Engels: Leider ja. Wenn mich Leute darauf ansprechen, versuche ich mittlerweile mit Humor damit umzugehen, aber das ist nur die halbe Wahrheit. Einerseits mache mich gerne ein wenig darüber lustig und rede mir ein, dass ich heute sonst nicht dort wäre, wo ich jetzt bin, andererseits tut es immer noch weh - besonders Spieler zu beobachten, wie sie im Profibereich Fuß fassen. Es ist für mich nicht so leicht, Bundesliga-Spiele anzusehen.

Welche Personen haben Ihnen in der Zeit nach der Verletzung besonders geholfen?

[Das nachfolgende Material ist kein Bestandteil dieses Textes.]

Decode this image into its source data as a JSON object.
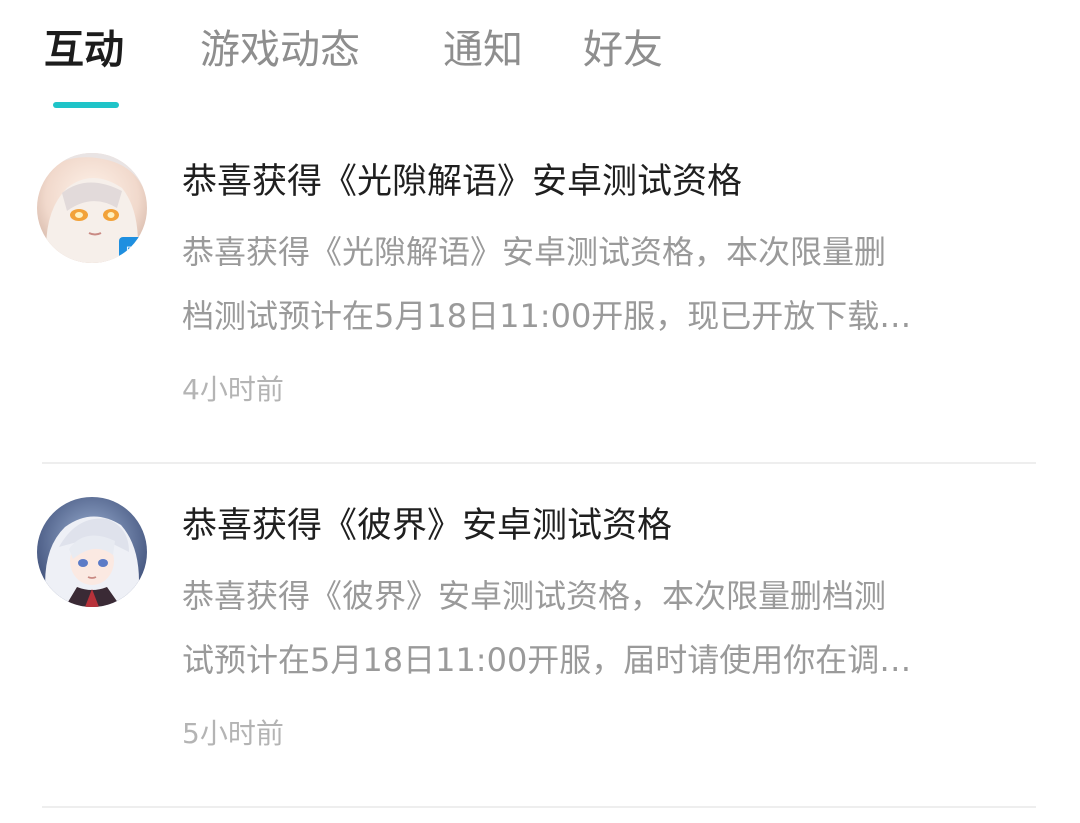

Engels: Ich habe meine Familie ich in dieser Zeit etwas abgeblockt, weil ich einfach sehr traurig war und mich allein gefühlt habe. Mein gesamtes Selbstwertgefühl basierte auf Fußball. Nach der Verletzung habe ich mich auf einmal wertlos gefühlt - alles machte für mich keinen Sinn mehr. Ich war plötzlich wieder ein ganz normaler Junge - und genau das wollte ich nie sein. Meine Reha dauerte dann fast zwei Jahre, weil ich immer wieder kleinere Verletzungen erlitt und nie wirklich in den Rhythmus kam. Auch das Jahr in der U19 war nicht besonders gut. Man entwickelt sich in der Jugend vor allem durch Spiele weiter und diese zwei wichtigen Jahre fehlten mir. Meine Technik oder auch meine Vororientierung waren einfach nicht mehr so gut wie vor der Verletzung. Zusätzlich liefen auch intern beim KSC ein paar Dinge ab, bei denen ich einfach zur falschen Zeit am falschen Ort war. Danach war ich erstmal in einem Loch. Es gab in der U19 zwar auch zwei oder drei Spiele, nach denen ich dachte, es geht ja doch, aber mental war ich nicht mehr auf der Höhe.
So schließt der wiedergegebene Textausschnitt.